Stable patterns for truncate and loading large datasets in ArcGIS Online programmatically

Jay_Gregory · ‎10-16-2024

I'm curious what the best practices are for truncate and load for large datasets into ArcGIS Online feature services using Python. My inclination is to use a spatial data frame, the manager.truncate and edit_features methods on the featurelayer class. However is writing 100k records using edit_features supported? Should I break it up into chunks of 10k and load that way? Maybe wait 10 seconds between each load?

Another patten (one I don't like is much) is using a CSV, shapefile, or something else and then doing the "overwrite layer" pattern. However in most cases I am querying the source data from an API or database elsewhere so its easier to create a SDF instead of a shapefile or CSV.

Yet another is creating a new feature service from the data and choosing replace layer.
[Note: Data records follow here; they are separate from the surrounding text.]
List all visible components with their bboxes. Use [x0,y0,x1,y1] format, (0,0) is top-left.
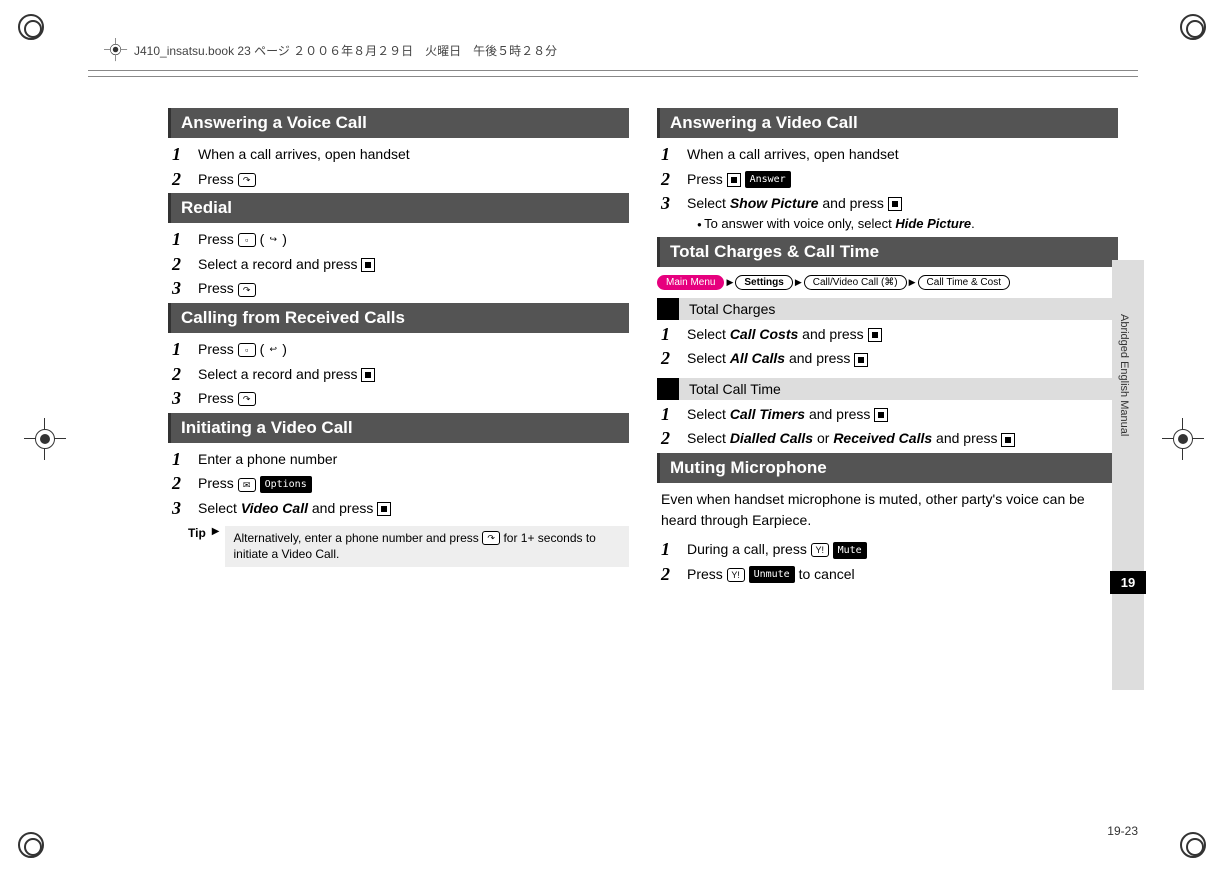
mute-softkey: Mute [833,542,867,559]
answer-softkey: Answer [745,171,791,188]
section-video-call: Initiating a Video Call [168,413,629,443]
step-text: Select Call Timers and press [687,404,1118,425]
step-text: Select a record and press [198,364,629,385]
center-key-icon [868,328,882,342]
step-number: 2 [172,473,192,495]
step-text: Select Dialled Calls or Received Calls a… [687,428,1118,449]
document-header: J410_insatsu.book 23 ページ ２００６年８月２９日 火曜日 … [134,42,557,59]
step-text: Press ↷ [198,388,629,409]
page-container: J410_insatsu.book 23 ページ ２００６年８月２９日 火曜日 … [88,20,1138,856]
received-icon: ↩ [264,343,282,357]
step-number: 3 [172,388,192,410]
call-key-icon: ↷ [482,531,500,545]
breadcrumb: Main Menu▶ Settings▶ Call/Video Call (⌘)… [657,275,1118,290]
side-tab-text: Abridged English Manual [1112,260,1136,490]
step-text: Press ▫ (↩) [198,339,629,360]
left-column: Answering a Voice Call 1 When a call arri… [168,108,629,588]
side-tab: Abridged English Manual 19 [1112,260,1144,690]
nav-call-time-cost: Call Time & Cost [918,275,1010,290]
step-text: Select a record and press [198,254,629,275]
step-number: 1 [172,229,192,251]
unmute-softkey: Unmute [749,566,795,583]
nav-settings: Settings [735,275,792,290]
step-text: Press ▫ (↪) [198,229,629,250]
sub-bullet: To answer with voice only, select Hide P… [697,214,1118,234]
step-text: Press Y! Unmute to cancel [687,564,1118,585]
step-number: 2 [661,564,681,586]
header-rule-bottom [88,76,1138,77]
section-received-calls: Calling from Received Calls [168,303,629,333]
section-muting-mic: Muting Microphone [657,453,1118,483]
step-text: During a call, press Y! Mute [687,539,1118,560]
step-number: 1 [661,404,681,426]
section-answering-voice: Answering a Voice Call [168,108,629,138]
subheader-total-call-time: Total Call Time [657,378,1118,400]
nav-call-video: Call/Video Call (⌘) [804,275,907,290]
step-number: 1 [661,324,681,346]
step-number: 3 [661,193,681,215]
step-text: When a call arrives, open handset [198,144,629,165]
tip-arrow-icon: ▶ [212,526,220,537]
nav-main-menu: Main Menu [657,275,724,290]
step-text: Select Video Call and press [198,498,629,519]
left-key-icon: ▫ [238,343,256,357]
redial-icon: ↪ [264,233,282,247]
center-key-icon [1001,433,1015,447]
intro-text: Even when handset microphone is muted, o… [661,489,1118,531]
step-number: 2 [661,428,681,450]
step-number: 2 [172,254,192,276]
center-key-icon [377,502,391,516]
center-key-icon [361,368,375,382]
step-number: 1 [172,339,192,361]
step-number: 2 [172,169,192,191]
step-number: 2 [172,364,192,386]
center-key-icon [361,258,375,272]
step-text: Enter a phone number [198,449,629,470]
tip-box: Alternatively, enter a phone number and … [225,526,629,568]
step-number: 3 [172,498,192,520]
step-number: 1 [661,539,681,561]
step-text: Press ↷ [198,169,629,190]
right-column: Answering a Video Call 1 When a call arri… [657,108,1118,588]
step-text: Press ✉ Options [198,473,629,494]
right-key-icon: ▫ [238,233,256,247]
options-softkey: Options [260,476,312,493]
center-key-icon [888,197,902,211]
page-number: 19-23 [1107,824,1138,838]
center-key-icon [874,408,888,422]
step-number: 1 [172,144,192,166]
header-rule-top [88,70,1138,71]
step-number: 2 [661,348,681,370]
step-text: Press Answer [687,169,1118,190]
step-text: Select Show Picture and press To answer … [687,193,1118,234]
step-text: When a call arrives, open handset [687,144,1118,165]
section-answer-video: Answering a Video Call [657,108,1118,138]
center-key-icon [854,353,868,367]
step-number: 3 [172,278,192,300]
section-redial: Redial [168,193,629,223]
y-key-icon: Y! [727,568,745,582]
call-key-icon: ↷ [238,392,256,406]
center-key-icon [727,173,741,187]
step-text: Select Call Costs and press [687,324,1118,345]
step-number: 2 [661,169,681,191]
call-key-icon: ↷ [238,283,256,297]
step-text: Press ↷ [198,278,629,299]
chapter-number: 19 [1110,571,1146,594]
step-number: 1 [172,449,192,471]
y-key-icon: Y! [811,543,829,557]
section-charges-time: Total Charges & Call Time [657,237,1118,267]
subheader-total-charges: Total Charges [657,298,1118,320]
mail-key-icon: ✉ [238,478,256,492]
call-key-icon: ↷ [238,173,256,187]
step-number: 1 [661,144,681,166]
tip-label: Tip [188,526,206,540]
step-text: Select All Calls and press [687,348,1118,369]
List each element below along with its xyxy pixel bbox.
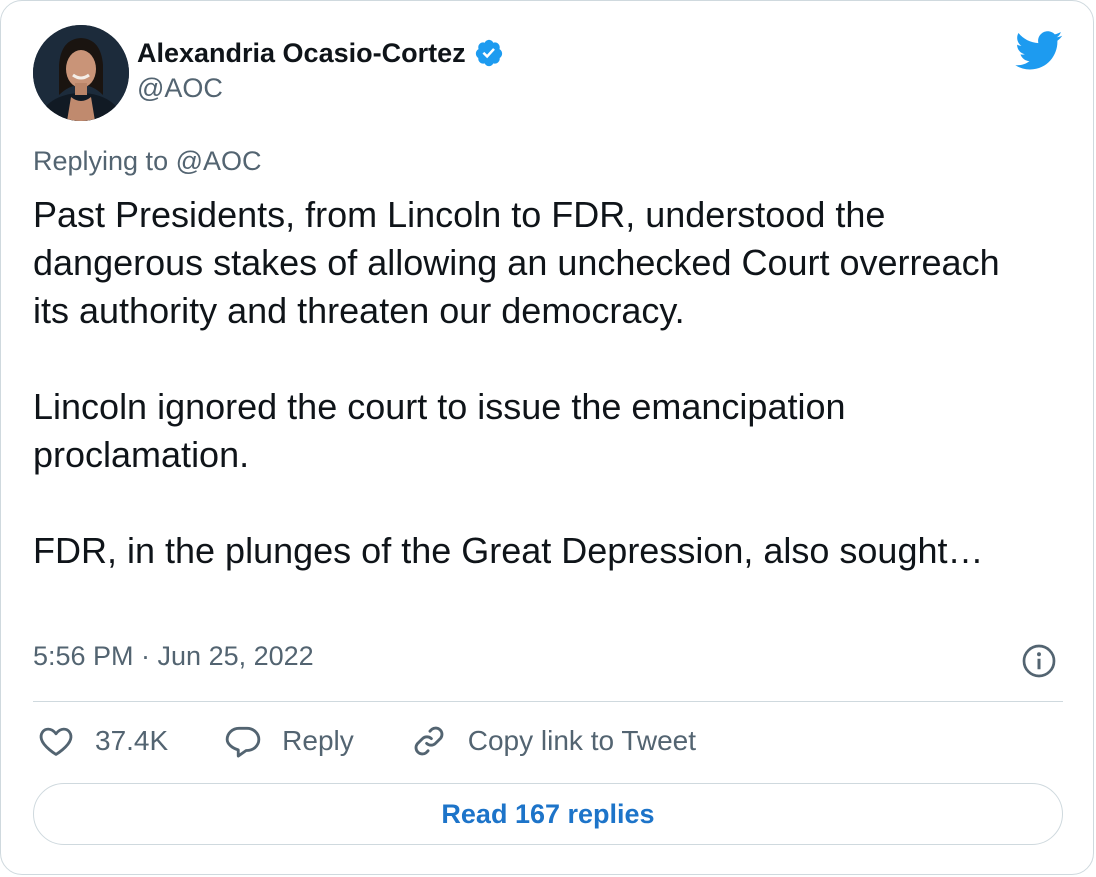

The context here is I will sometimes get some unexplained errors using the edit_features method - it will just crash and say "json decode error".

JakeSkinner · ‎10-17-2024

Hi @Jay_Gregory, I've recommended the following script to several users who have had success. Just today I updated it to include upsert functionality.

Jay_Gregory · ‎10-22-2024

@JakeSkinner Thanks - though this seems a little beefy for a lot of use cases. But my question is specific to large feature classes - I would like to use the following two methods:

def truncate_portal_data(fl_url:str)->object:
    """Truncates a feature layer or able through the REST endpoint

    Args:
        fl_url (str): REST endpoint of the feature layer

    Returns:
        object: results object
    """
    ids = fl_url.query(return_ids_only=True)['objectIds']
    results = fl_url.edit_features(deletes=ids) if len(ids)>0 else  {"results":"No features to delete"}
    return results


def update_portal_data(df:pd.DataFrame, fl_url:str, truncate:bool=True, chunk_size:int=500)->object:
    import numpy as np
    from time import sleep
    """Adds features from a dataframe to a Portal / AGOL feature service.  
    Args:
        df (pd.DataFrame): DataFrame from which to update features
        fl_url (str): Feature service URL
        truncate (bool, optional): Truncate table before updating. Defaults to True.

    Returns:
        object: results of update operation
    """
    if truncate:
        truncate_portal_data(fl_url)
    numchunks = int(len(df)/chunk_size) or 1
    chunks = np.array_split(df,numchunks)
    for chunk in chunks:
         fl_url.edit_features(adds=chunk.spatial.to_featureset())
         sleep(5)
    return True

But my question is is there any reason your script is preferable over the much simpler API methods above for large feature classes?